His tone expressed excited secrecy.

"The swag--plunder--pieces. It's a game of grab. We must have it; but it
isn't easy, and so you will have to lend a hand. Come! is it kept in the
house?"

As often with women, her wits were sharpened by the very terror of the
glimpsed menace. She shook her head negatively.

"No."

"Sure?"

"Sure," she said.

"Ay! Thought so. Does your gentleman trust you?"

Again she shook her head.

"Blamed 'yporcrit," he said feelingly, and then reflected: "He's one of
the tame ones, ain't he?"

"You had better find out for yourself," she said.

"You trust me. I don't want to die before you and I have made friends."
This was said with a strange air of feline gallantry. Then, tentatively:
"But he could be brought to trust you, couldn't he?"

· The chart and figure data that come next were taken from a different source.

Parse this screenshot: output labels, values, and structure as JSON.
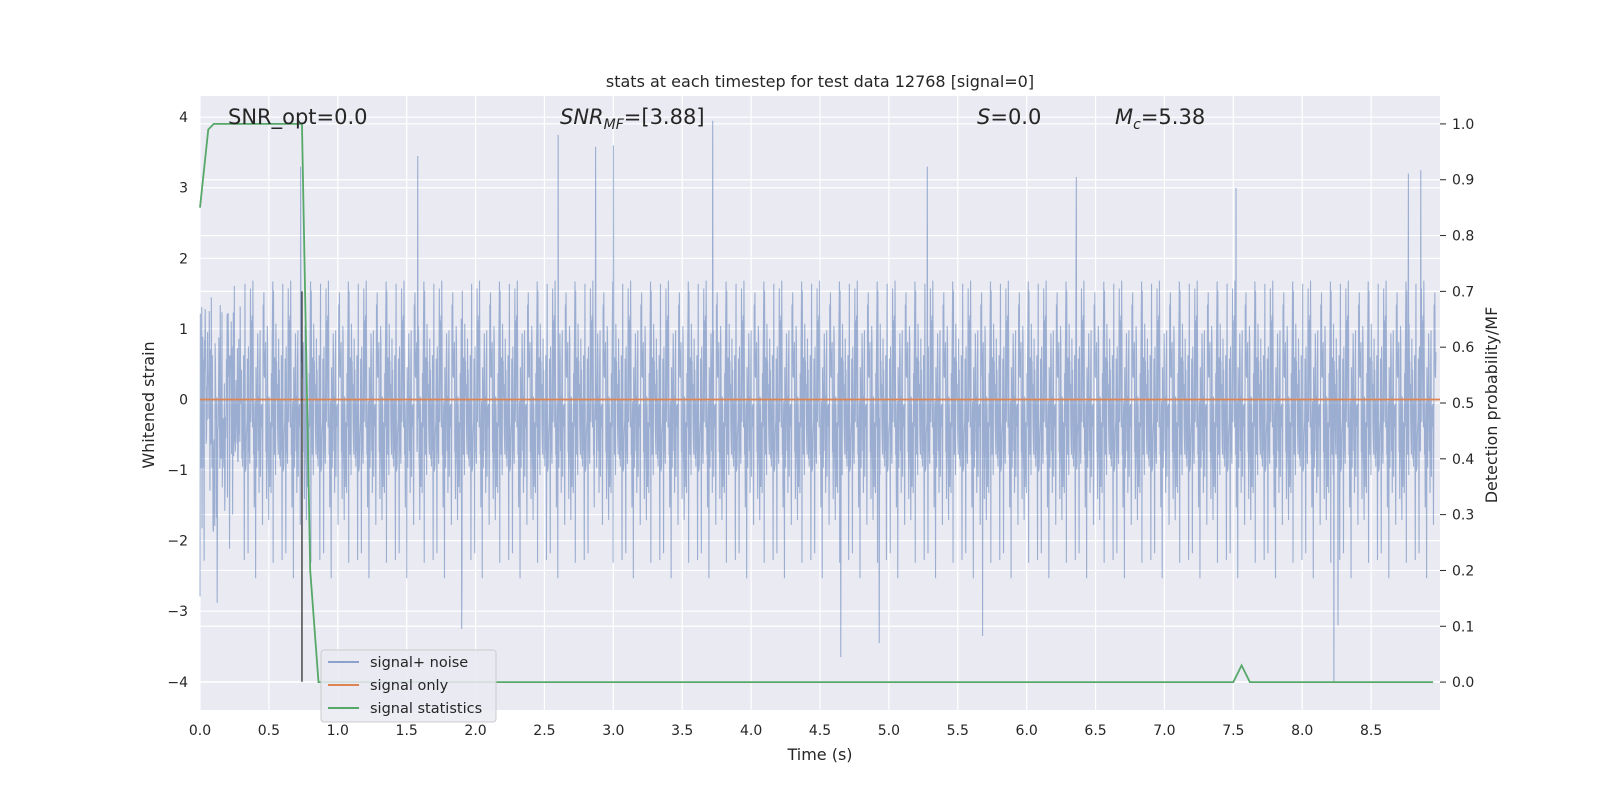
{
  "chart_data": {
    "type": "line",
    "title": "stats at each timestep for test data 12768 [signal=0]",
    "xlabel": "Time (s)",
    "ylabel": "Whitened strain",
    "y2label": "Detection probability/MF",
    "xlim": [
      0.0,
      9.0
    ],
    "ylim": [
      -4.4,
      4.3
    ],
    "y2lim": [
      -0.05,
      1.05
    ],
    "xticks": [
      "0.0",
      "0.5",
      "1.0",
      "1.5",
      "2.0",
      "2.5",
      "3.0",
      "3.5",
      "4.0",
      "4.5",
      "5.0",
      "5.5",
      "6.0",
      "6.5",
      "7.0",
      "7.5",
      "8.0",
      "8.5"
    ],
    "yticks": [
      "4",
      "3",
      "2",
      "1",
      "0",
      "−1",
      "−2",
      "−3",
      "−4"
    ],
    "y2ticks": [
      "1.0",
      "0.9",
      "0.8",
      "0.7",
      "0.6",
      "0.5",
      "0.4",
      "0.3",
      "0.2",
      "0.1",
      "0.0"
    ],
    "grid": true,
    "legend_position": "lower-left",
    "annotations": {
      "snr_opt": "SNR_opt=0.0",
      "snr_mf_main": "SNR",
      "snr_mf_sub": "MF",
      "snr_mf_value": "=[3.88]",
      "s_symbol": "S",
      "s_value": "=0.0",
      "mc_symbol": "M",
      "mc_sub": "c",
      "mc_value": "=5.38"
    },
    "series": [
      {
        "name": "signal+ noise",
        "color": "#4c72b0",
        "axis": "left",
        "description_note": "whitened noisy strain, ~N(0,1)",
        "peaks_max": [
          [
            0.73,
            3.3
          ],
          [
            1.58,
            3.45
          ],
          [
            2.6,
            3.75
          ],
          [
            2.87,
            3.58
          ],
          [
            3.0,
            3.6
          ],
          [
            3.72,
            3.95
          ],
          [
            5.28,
            3.3
          ],
          [
            6.36,
            3.15
          ],
          [
            7.52,
            3.0
          ],
          [
            8.77,
            3.2
          ],
          [
            8.86,
            3.25
          ]
        ],
        "peaks_min": [
          [
            1.9,
            -3.25
          ],
          [
            4.65,
            -3.65
          ],
          [
            4.93,
            -3.45
          ],
          [
            5.68,
            -3.35
          ],
          [
            8.23,
            -4.0
          ],
          [
            8.26,
            -3.2
          ]
        ]
      },
      {
        "name": "signal only",
        "color": "#dd8452",
        "axis": "left",
        "x": [
          0.0,
          9.0
        ],
        "y": [
          0.0,
          0.0
        ]
      },
      {
        "name": "signal statistics",
        "color": "#55a868",
        "axis": "right",
        "x": [
          0.0,
          0.06,
          0.1,
          0.2,
          0.3,
          0.5,
          0.7,
          0.74,
          0.8,
          0.86,
          1.0,
          2.0,
          3.0,
          4.0,
          5.0,
          6.0,
          7.0,
          7.5,
          7.56,
          7.62,
          8.0,
          8.5,
          8.95
        ],
        "y": [
          0.85,
          0.99,
          1.0,
          1.0,
          1.0,
          1.0,
          1.0,
          1.0,
          0.2,
          0.0,
          0.0,
          0.0,
          0.0,
          0.0,
          0.0,
          0.0,
          0.0,
          0.0,
          0.03,
          0.0,
          0.0,
          0.0,
          0.0
        ]
      }
    ],
    "vline": {
      "x": 0.74,
      "y_from": -4.0,
      "y_to": 0.7,
      "color": "#333333"
    }
  }
}
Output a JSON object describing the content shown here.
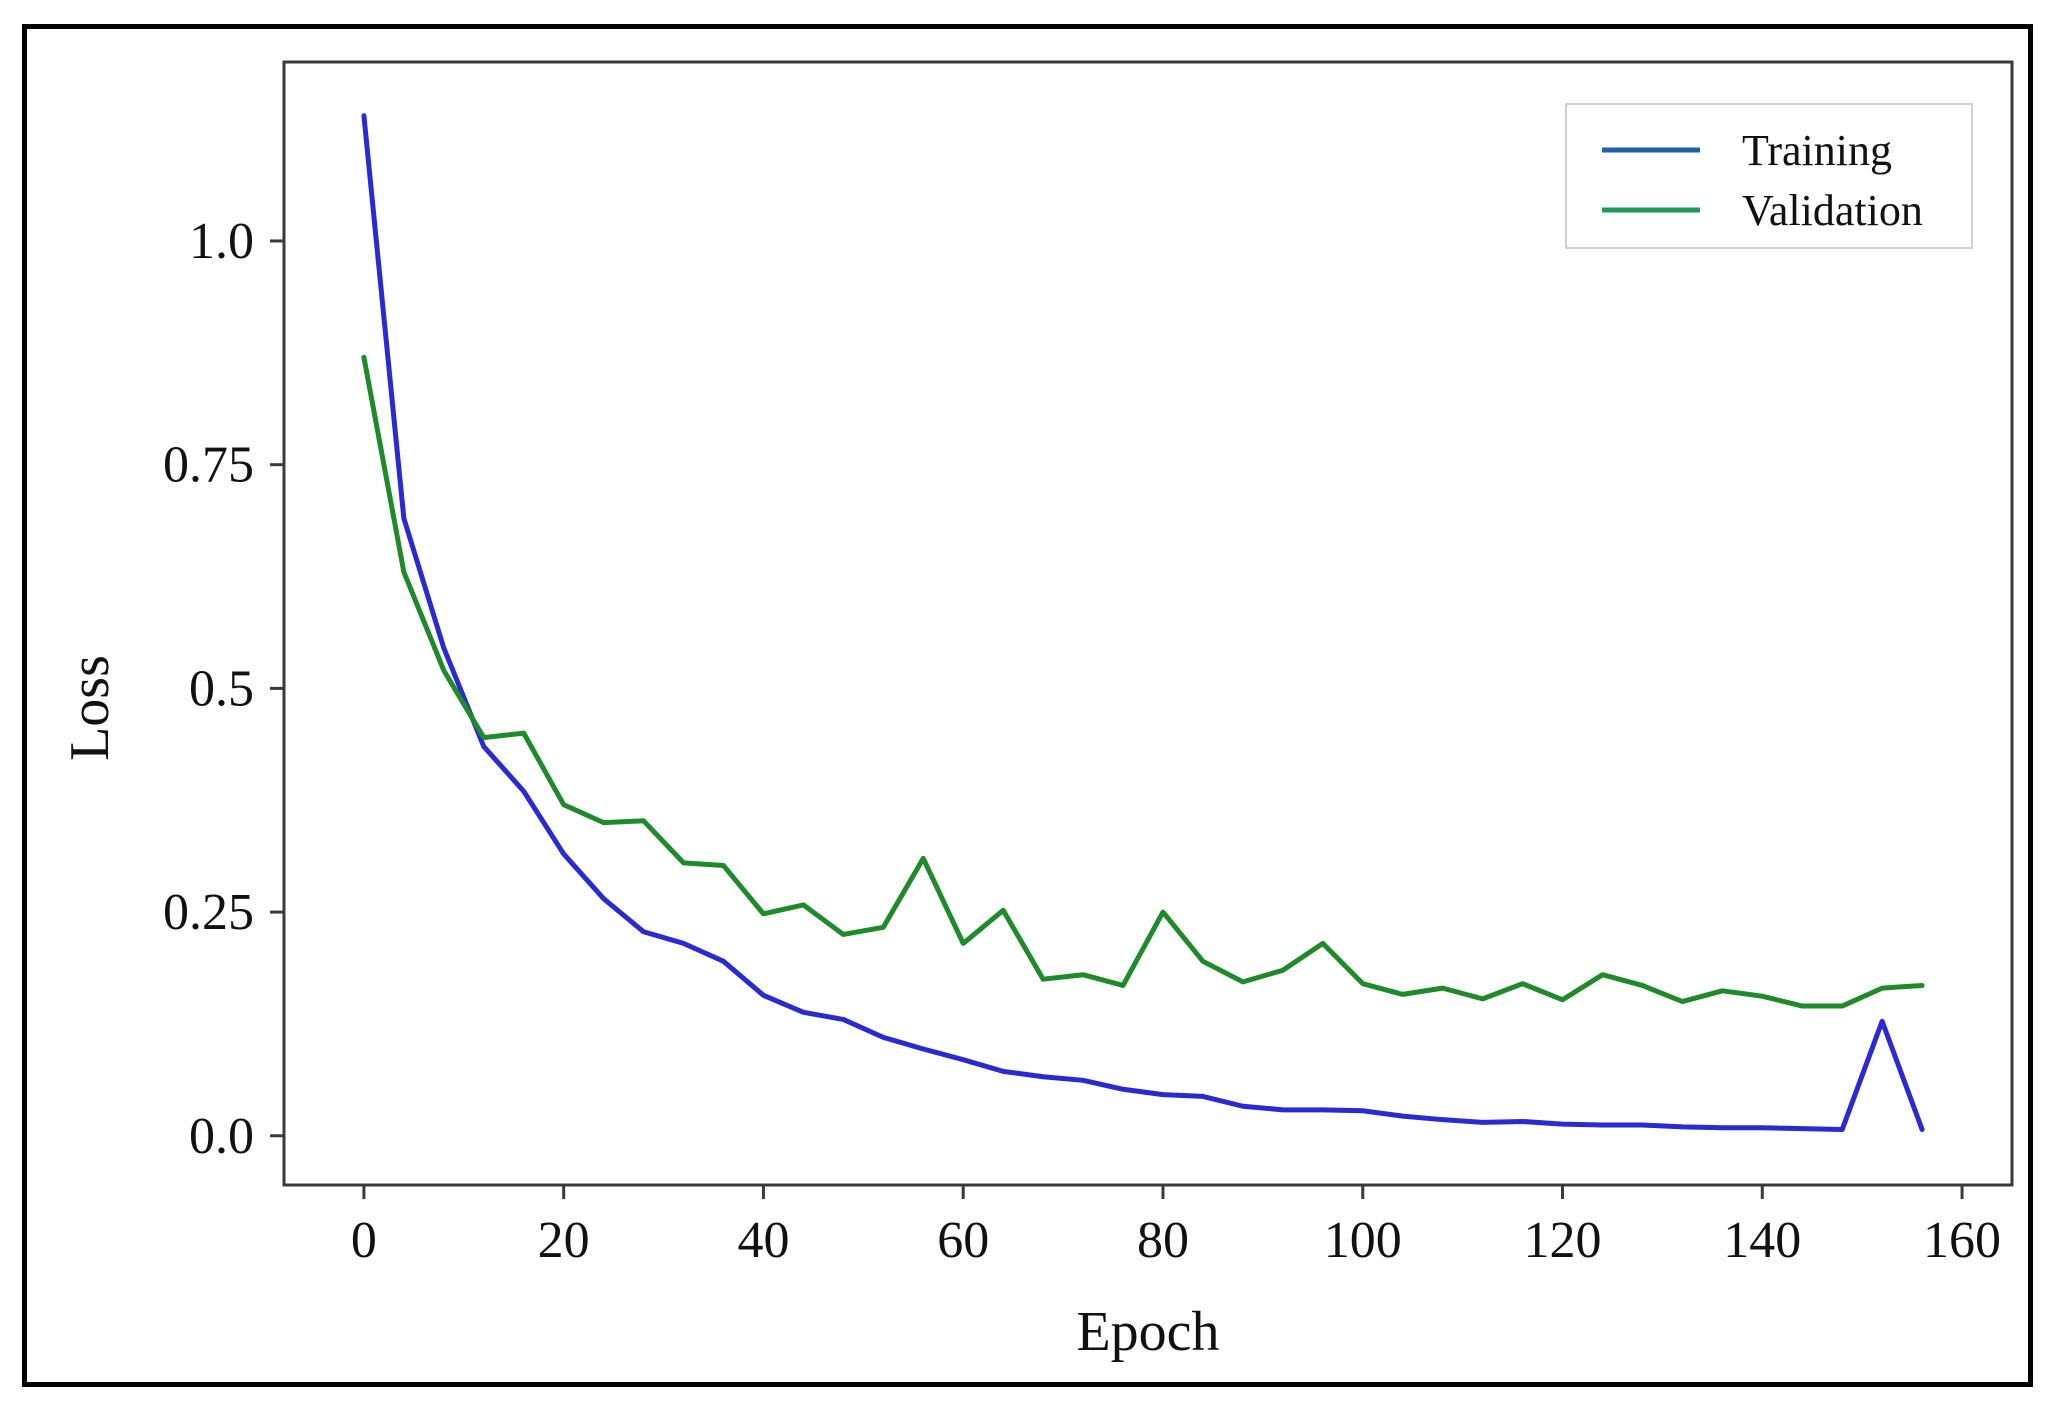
{
  "chart_data": {
    "type": "line",
    "title": "",
    "xlabel": "Epoch",
    "ylabel": "Loss",
    "xlim": [
      -8,
      165
    ],
    "ylim": [
      -0.055,
      1.2
    ],
    "xticks": [
      0,
      20,
      40,
      60,
      80,
      100,
      120,
      140,
      160
    ],
    "xtick_labels": [
      "0",
      "20",
      "40",
      "60",
      "80",
      "100",
      "120",
      "140",
      "160"
    ],
    "yticks": [
      0.0,
      0.25,
      0.5,
      0.75,
      1.0
    ],
    "ytick_labels": [
      "0.0",
      "0.25",
      "0.5",
      "0.75",
      "1.0"
    ],
    "grid": false,
    "legend_position": "top-right",
    "x": [
      0,
      4,
      8,
      12,
      16,
      20,
      24,
      28,
      32,
      36,
      40,
      44,
      48,
      52,
      56,
      60,
      64,
      68,
      72,
      76,
      80,
      84,
      88,
      92,
      96,
      100,
      104,
      108,
      112,
      116,
      120,
      124,
      128,
      132,
      136,
      140,
      144,
      148,
      152,
      156
    ],
    "series": [
      {
        "name": "Training",
        "legend_color": "#1f5fa8",
        "line_color": "#2a2ad4",
        "values": [
          1.14,
          0.69,
          0.545,
          0.435,
          0.385,
          0.315,
          0.265,
          0.228,
          0.215,
          0.195,
          0.157,
          0.138,
          0.13,
          0.11,
          0.097,
          0.085,
          0.072,
          0.066,
          0.062,
          0.052,
          0.046,
          0.044,
          0.033,
          0.029,
          0.029,
          0.028,
          0.022,
          0.018,
          0.015,
          0.016,
          0.013,
          0.012,
          0.012,
          0.01,
          0.009,
          0.009,
          0.008,
          0.007,
          0.128,
          0.007
        ]
      },
      {
        "name": "Validation",
        "legend_color": "#1f9a5a",
        "line_color": "#1e8a2a",
        "values": [
          0.87,
          0.63,
          0.52,
          0.445,
          0.45,
          0.37,
          0.35,
          0.352,
          0.305,
          0.302,
          0.248,
          0.258,
          0.225,
          0.233,
          0.31,
          0.215,
          0.252,
          0.175,
          0.18,
          0.168,
          0.25,
          0.195,
          0.172,
          0.185,
          0.215,
          0.17,
          0.158,
          0.165,
          0.153,
          0.17,
          0.152,
          0.18,
          0.168,
          0.15,
          0.162,
          0.156,
          0.145,
          0.145,
          0.165,
          0.168
        ]
      }
    ]
  }
}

"Trust me?" she said, in a tone which bordered on despair, but which he
mistook for derision.

"Stand in with us," he urged. "Give the chuck to all this blamed
'yporcrisy. Perhaps, without being trusted, you have managed to find out
something already, eh?"

"Perhaps I have," she uttered with lips that seemed to her to be
freezing fast.

Ricardo now looked at her calm face with something like respect. He was
even a little awed by her stillness, by her economy of words. Womanlike,
she felt the effect she had produced, the effect of knowing much and of
keeping all her knowledge in reserve. So far, somehow, this had come,
about of itself. Thus encouraged, directed in the way of duplicity, the
refuge of the weak, she made a heroically conscious effort and forced
her stiff, cold lips into a smile.

Duplicity--the refuge of the weak and the cowardly, but of the disarmed,
too! Nothing stood between the enchanted dream of her existence and
a cruel catastrophe but her duplicity. It seemed to her that the man
sitting there before her was an unavoidable presence, which had attended
all her life. He was the embodied evil of the world. She was not ashamed
of her duplicity. With a woman's frank courage, as soon as she saw
that opening she threw herself into it without reserve, with only one
doubt--that of her own strength. She was appalled by the situation; but
already all her aroused femininity, understanding that whether Heyst
loved her or not she loved him, and feeling that she had brought this on
his head, faced the danger with a passionate desire to defend her own.